Rodríguez Duplá, Leonardo. 2001. Ética, BAC: 16
Existe una conexión evidente entre los conceptos de acción y obligación, en el sentido de que toda obligación (o todo deber, es lo mismo) lo es de realizar una cierta acción, como cumplir lo prometido, socorrer al necesitado o perdonar al que me ofende. Por otra parte, las acciones, por estar bajo el imperio directo de nuestra voluntad, son los únicos segmentos de mi conducta que pueden considerarse plenamente libres y de los que, por tanto, debo sentirme plenamente responsable, mientras que los demás aspectos de la vida moral (sentimientos, deseos, actitudes) están a lo sumo bajo el influjo indirecto de la libertad.

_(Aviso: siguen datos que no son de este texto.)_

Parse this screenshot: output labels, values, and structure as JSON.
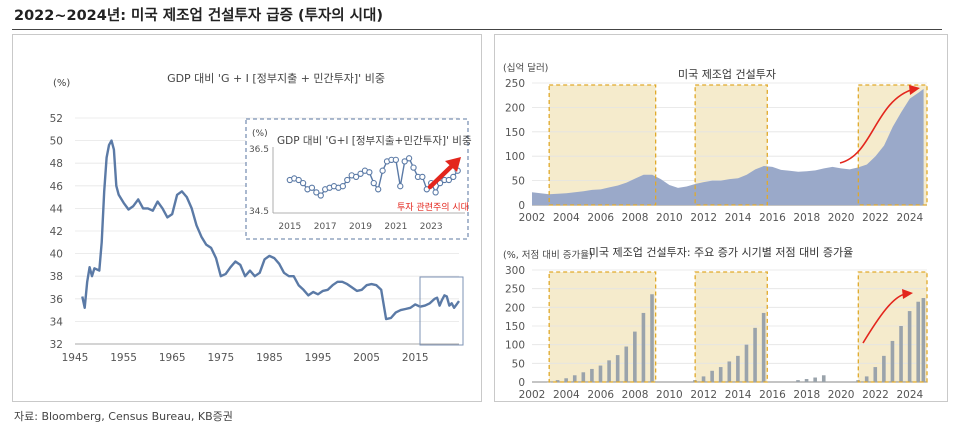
{
  "header": {
    "title": "2022~2024년: 미국 제조업 건설투자 급증 (투자의 시대)"
  },
  "source": "자료: Bloomberg, Census Bureau, KB증권",
  "colors": {
    "main_line": "#5b7aa6",
    "bar_gray": "#9aa3ab",
    "area_blue": "#9aa9c9",
    "highlight": "#f5ebcc",
    "highlight_border": "#e0a92a",
    "arrow": "#e3261d",
    "inset_border": "#7d93b5"
  },
  "chart_data": [
    {
      "type": "line",
      "title": "GDP 대비 'G + I [정부지출 + 민간투자]' 비중",
      "ylabel": "(%)",
      "ylim": [
        32,
        52
      ],
      "yticks": [
        "52",
        "50",
        "48",
        "46",
        "44",
        "42",
        "40",
        "38",
        "36",
        "34",
        "32"
      ],
      "xlim": [
        1945,
        2024
      ],
      "xticks": [
        "1945",
        "1955",
        "1965",
        "1975",
        "1985",
        "1995",
        "2005",
        "2015"
      ],
      "series": [
        {
          "values": [
            [
              1946.5,
              36.2
            ],
            [
              1947,
              35.2
            ],
            [
              1947.5,
              37.5
            ],
            [
              1948,
              38.8
            ],
            [
              1948.5,
              38.0
            ],
            [
              1949,
              38.7
            ],
            [
              1950,
              38.5
            ],
            [
              1950.5,
              41.0
            ],
            [
              1951,
              45.5
            ],
            [
              1951.5,
              48.5
            ],
            [
              1952,
              49.6
            ],
            [
              1952.5,
              50.0
            ],
            [
              1953,
              49.2
            ],
            [
              1953.5,
              46.0
            ],
            [
              1954,
              45.2
            ],
            [
              1955,
              44.5
            ],
            [
              1956,
              43.9
            ],
            [
              1957,
              44.2
            ],
            [
              1958,
              44.8
            ],
            [
              1959,
              44.0
            ],
            [
              1960,
              44.0
            ],
            [
              1961,
              43.8
            ],
            [
              1962,
              44.6
            ],
            [
              1963,
              44.0
            ],
            [
              1964,
              43.2
            ],
            [
              1965,
              43.5
            ],
            [
              1966,
              45.2
            ],
            [
              1967,
              45.5
            ],
            [
              1968,
              45.0
            ],
            [
              1969,
              44.0
            ],
            [
              1970,
              42.5
            ],
            [
              1971,
              41.5
            ],
            [
              1972,
              40.8
            ],
            [
              1973,
              40.5
            ],
            [
              1974,
              39.6
            ],
            [
              1975,
              38.0
            ],
            [
              1976,
              38.2
            ],
            [
              1977,
              38.8
            ],
            [
              1978,
              39.3
            ],
            [
              1979,
              39.0
            ],
            [
              1980,
              38.0
            ],
            [
              1981,
              38.5
            ],
            [
              1982,
              38.0
            ],
            [
              1983,
              38.3
            ],
            [
              1984,
              39.5
            ],
            [
              1985,
              39.8
            ],
            [
              1986,
              39.6
            ],
            [
              1987,
              39.1
            ],
            [
              1988,
              38.3
            ],
            [
              1989,
              38.0
            ],
            [
              1990,
              38.0
            ],
            [
              1991,
              37.2
            ],
            [
              1992,
              36.8
            ],
            [
              1993,
              36.3
            ],
            [
              1994,
              36.6
            ],
            [
              1995,
              36.4
            ],
            [
              1996,
              36.7
            ],
            [
              1997,
              36.8
            ],
            [
              1998,
              37.2
            ],
            [
              1999,
              37.5
            ],
            [
              2000,
              37.5
            ],
            [
              2001,
              37.3
            ],
            [
              2002,
              37.0
            ],
            [
              2003,
              36.7
            ],
            [
              2004,
              36.8
            ],
            [
              2005,
              37.2
            ],
            [
              2006,
              37.3
            ],
            [
              2007,
              37.2
            ],
            [
              2008,
              36.8
            ],
            [
              2009,
              34.2
            ],
            [
              2010,
              34.3
            ],
            [
              2011,
              34.8
            ],
            [
              2012,
              35.0
            ],
            [
              2013,
              35.1
            ],
            [
              2014,
              35.2
            ],
            [
              2015,
              35.5
            ],
            [
              2016,
              35.3
            ],
            [
              2017,
              35.4
            ],
            [
              2018,
              35.6
            ],
            [
              2019,
              36.0
            ],
            [
              2019.5,
              36.1
            ],
            [
              2020,
              35.4
            ],
            [
              2020.5,
              35.9
            ],
            [
              2021,
              36.3
            ],
            [
              2021.5,
              36.2
            ],
            [
              2022,
              35.4
            ],
            [
              2022.5,
              35.6
            ],
            [
              2023,
              35.2
            ],
            [
              2023.5,
              35.5
            ],
            [
              2024,
              35.8
            ]
          ]
        }
      ],
      "inset": {
        "title": "GDP 대비 'G+I [정부지출+민간투자]' 비중",
        "ylabel": "(%)",
        "yticks": [
          "36.5",
          "34.5"
        ],
        "xticks": [
          "2015",
          "2017",
          "2019",
          "2021",
          "2023"
        ],
        "ylim": [
          34.5,
          36.5
        ],
        "xlim": [
          2014.5,
          2024.8
        ],
        "annotation": "투자 관련주의 시대",
        "series": [
          {
            "values": [
              [
                2015,
                35.5
              ],
              [
                2015.25,
                35.55
              ],
              [
                2015.5,
                35.5
              ],
              [
                2015.75,
                35.4
              ],
              [
                2016,
                35.2
              ],
              [
                2016.25,
                35.25
              ],
              [
                2016.5,
                35.1
              ],
              [
                2016.75,
                35.0
              ],
              [
                2017,
                35.2
              ],
              [
                2017.25,
                35.25
              ],
              [
                2017.5,
                35.3
              ],
              [
                2017.75,
                35.25
              ],
              [
                2018,
                35.3
              ],
              [
                2018.25,
                35.5
              ],
              [
                2018.5,
                35.65
              ],
              [
                2018.75,
                35.6
              ],
              [
                2019,
                35.7
              ],
              [
                2019.25,
                35.8
              ],
              [
                2019.5,
                35.75
              ],
              [
                2019.75,
                35.4
              ],
              [
                2020,
                35.2
              ],
              [
                2020.25,
                35.8
              ],
              [
                2020.5,
                36.1
              ],
              [
                2020.75,
                36.15
              ],
              [
                2021,
                36.15
              ],
              [
                2021.25,
                35.3
              ],
              [
                2021.5,
                36.1
              ],
              [
                2021.75,
                36.2
              ],
              [
                2022,
                35.9
              ],
              [
                2022.25,
                35.6
              ],
              [
                2022.5,
                35.6
              ],
              [
                2022.75,
                35.2
              ],
              [
                2023,
                35.4
              ],
              [
                2023.25,
                35.1
              ],
              [
                2023.5,
                35.4
              ],
              [
                2023.75,
                35.5
              ],
              [
                2024,
                35.5
              ],
              [
                2024.25,
                35.6
              ],
              [
                2024.5,
                35.8
              ]
            ]
          }
        ]
      }
    },
    {
      "type": "area",
      "title": "미국 제조업 건설투자",
      "ylabel": "(십억 달러)",
      "ylim": [
        0,
        250
      ],
      "yticks": [
        "250",
        "200",
        "150",
        "100",
        "50",
        "0"
      ],
      "xlim": [
        2002,
        2025
      ],
      "xticks": [
        "2002",
        "2004",
        "2006",
        "2008",
        "2010",
        "2012",
        "2014",
        "2016",
        "2018",
        "2020",
        "2022",
        "2024"
      ],
      "highlight_ranges": [
        [
          2003,
          2009.2
        ],
        [
          2011.5,
          2015.7
        ],
        [
          2021,
          2025
        ]
      ],
      "series": [
        {
          "values": [
            [
              2002,
              26
            ],
            [
              2002.5,
              24
            ],
            [
              2003,
              22
            ],
            [
              2003.5,
              23
            ],
            [
              2004,
              24
            ],
            [
              2004.5,
              26
            ],
            [
              2005,
              28
            ],
            [
              2005.5,
              31
            ],
            [
              2006,
              32
            ],
            [
              2006.5,
              36
            ],
            [
              2007,
              40
            ],
            [
              2007.5,
              46
            ],
            [
              2008,
              54
            ],
            [
              2008.5,
              62
            ],
            [
              2009,
              62
            ],
            [
              2009.5,
              53
            ],
            [
              2010,
              41
            ],
            [
              2010.5,
              35
            ],
            [
              2011,
              38
            ],
            [
              2011.5,
              43
            ],
            [
              2012,
              47
            ],
            [
              2012.5,
              50
            ],
            [
              2013,
              50
            ],
            [
              2013.5,
              53
            ],
            [
              2014,
              55
            ],
            [
              2014.5,
              62
            ],
            [
              2015,
              73
            ],
            [
              2015.5,
              80
            ],
            [
              2016,
              78
            ],
            [
              2016.5,
              72
            ],
            [
              2017,
              70
            ],
            [
              2017.5,
              68
            ],
            [
              2018,
              69
            ],
            [
              2018.5,
              71
            ],
            [
              2019,
              75
            ],
            [
              2019.5,
              78
            ],
            [
              2020,
              75
            ],
            [
              2020.5,
              73
            ],
            [
              2021,
              77
            ],
            [
              2021.5,
              83
            ],
            [
              2022,
              100
            ],
            [
              2022.5,
              122
            ],
            [
              2023,
              160
            ],
            [
              2023.5,
              190
            ],
            [
              2024,
              218
            ],
            [
              2024.5,
              230
            ],
            [
              2024.8,
              238
            ]
          ]
        }
      ]
    },
    {
      "type": "bar",
      "title": "미국 제조업 건설투자: 주요 증가 시기별 저점 대비 증가율",
      "ylabel": "(%, 저점 대비 증가율)",
      "ylim": [
        0,
        300
      ],
      "yticks": [
        "300",
        "250",
        "200",
        "150",
        "100",
        "50",
        "0"
      ],
      "xlim": [
        2002,
        2025
      ],
      "xticks": [
        "2002",
        "2004",
        "2006",
        "2008",
        "2010",
        "2012",
        "2014",
        "2016",
        "2018",
        "2020",
        "2022",
        "2024"
      ],
      "highlight_ranges": [
        [
          2003,
          2009.2
        ],
        [
          2011.5,
          2015.7
        ],
        [
          2021,
          2025
        ]
      ],
      "series": [
        {
          "values": [
            [
              2003,
              0
            ],
            [
              2003.5,
              5
            ],
            [
              2004,
              10
            ],
            [
              2004.5,
              18
            ],
            [
              2005,
              26
            ],
            [
              2005.5,
              35
            ],
            [
              2006,
              44
            ],
            [
              2006.5,
              58
            ],
            [
              2007,
              72
            ],
            [
              2007.5,
              95
            ],
            [
              2008,
              135
            ],
            [
              2008.5,
              185
            ],
            [
              2009,
              235
            ],
            [
              2011.5,
              5
            ],
            [
              2012,
              15
            ],
            [
              2012.5,
              30
            ],
            [
              2013,
              40
            ],
            [
              2013.5,
              55
            ],
            [
              2014,
              70
            ],
            [
              2014.5,
              100
            ],
            [
              2015,
              145
            ],
            [
              2015.5,
              185
            ],
            [
              2017.5,
              5
            ],
            [
              2018,
              8
            ],
            [
              2018.5,
              12
            ],
            [
              2019,
              18
            ],
            [
              2021,
              5
            ],
            [
              2021.5,
              15
            ],
            [
              2022,
              40
            ],
            [
              2022.5,
              70
            ],
            [
              2023,
              110
            ],
            [
              2023.5,
              150
            ],
            [
              2024,
              190
            ],
            [
              2024.5,
              215
            ],
            [
              2024.8,
              225
            ]
          ]
        }
      ]
    }
  ]
}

Ahora bien, si es el sentimiento de responsabilidad por nuestra conducta el que nos mueve a emprender el camino de la filosofía moral, no conformándonos con la guía que ofrece el saber moral espontáneo; y ocurre que de nada somos tan plenamente responsables como de nuestras acciones; nada tan natural como pensar que la ética ha de interesarse ante todo por el criterio que regula las acciones.

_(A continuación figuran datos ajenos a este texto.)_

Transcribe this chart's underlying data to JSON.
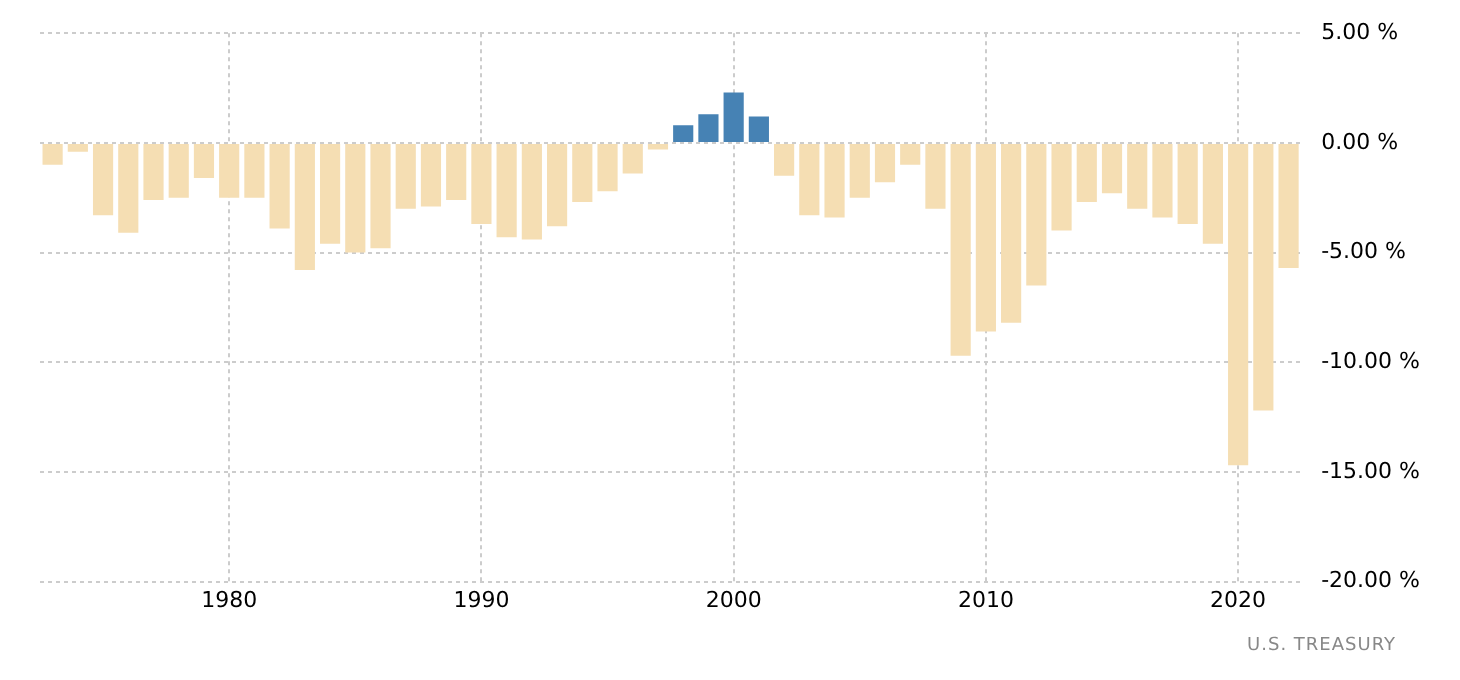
{
  "chart_data": {
    "type": "bar",
    "categories": [
      null,
      null,
      null,
      null,
      null,
      null,
      null,
      "1980",
      null,
      null,
      null,
      null,
      null,
      null,
      null,
      null,
      null,
      "1990",
      null,
      null,
      null,
      null,
      null,
      null,
      null,
      null,
      null,
      "2000",
      null,
      null,
      null,
      null,
      null,
      null,
      null,
      null,
      null,
      "2010",
      null,
      null,
      null,
      null,
      null,
      null,
      null,
      null,
      null,
      "2020",
      null,
      null
    ],
    "values": [
      -1.0,
      -0.4,
      -3.3,
      -4.1,
      -2.6,
      -2.5,
      -1.6,
      -2.5,
      -2.5,
      -3.9,
      -5.8,
      -4.6,
      -5.0,
      -4.8,
      -3.0,
      -2.9,
      -2.6,
      -3.7,
      -4.3,
      -4.4,
      -3.8,
      -2.7,
      -2.2,
      -1.4,
      -0.3,
      0.8,
      1.3,
      2.3,
      1.2,
      -1.5,
      -3.3,
      -3.4,
      -2.5,
      -1.8,
      -1.0,
      -3.0,
      -9.7,
      -8.6,
      -8.2,
      -6.5,
      -4.0,
      -2.7,
      -2.3,
      -3.0,
      -3.4,
      -3.7,
      -4.6,
      -14.7,
      -12.2,
      -5.7
    ],
    "colors": [
      "#f5deb3",
      "#f5deb3",
      "#f5deb3",
      "#f5deb3",
      "#f5deb3",
      "#f5deb3",
      "#f5deb3",
      "#f5deb3",
      "#f5deb3",
      "#f5deb3",
      "#f5deb3",
      "#f5deb3",
      "#f5deb3",
      "#f5deb3",
      "#f5deb3",
      "#f5deb3",
      "#f5deb3",
      "#f5deb3",
      "#f5deb3",
      "#f5deb3",
      "#f5deb3",
      "#f5deb3",
      "#f5deb3",
      "#f5deb3",
      "#f5deb3",
      "#4682b4",
      "#4682b4",
      "#4682b4",
      "#4682b4",
      "#f5deb3",
      "#f5deb3",
      "#f5deb3",
      "#f5deb3",
      "#f5deb3",
      "#f5deb3",
      "#f5deb3",
      "#f5deb3",
      "#f5deb3",
      "#f5deb3",
      "#f5deb3",
      "#f5deb3",
      "#f5deb3",
      "#f5deb3",
      "#f5deb3",
      "#f5deb3",
      "#f5deb3",
      "#f5deb3",
      "#f5deb3",
      "#f5deb3",
      "#f5deb3"
    ],
    "ylim": [
      -20,
      5
    ],
    "yticks": [
      {
        "value": 5,
        "label": "5.00 %"
      },
      {
        "value": 0,
        "label": "0.00 %"
      },
      {
        "value": -5,
        "label": "-5.00 %"
      },
      {
        "value": -10,
        "label": "-10.00 %"
      },
      {
        "value": -15,
        "label": "-15.00 %"
      },
      {
        "value": -20,
        "label": "-20.00 %"
      }
    ],
    "grid": true,
    "legend": false,
    "annotations": [
      "U.S. TREASURY"
    ]
  }
}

También la evolución de la filosofía moral a lo largo de su ya larga historia parece sugerir esta misma conclusión. Es verdad que la ética se constituyó en sus orígenes como doctrina de la vida buena. La pregunta que guiaba a los filósofos morales de la antigüedad clásica no era “¿qué debo hacer?”, sino “¿cuál es la vida mejor para el hombre?”. Sin embargo, muy pronto se advirtió que las dos preguntas estaban conectadas, pues la vida buena incluye como uno de sus requisitos imprescindibles la rectitud de la conducta. Solo el hombre justo puede ser feliz. Por eso decía Sócrates que es peor cometer injusticia que sufrirla.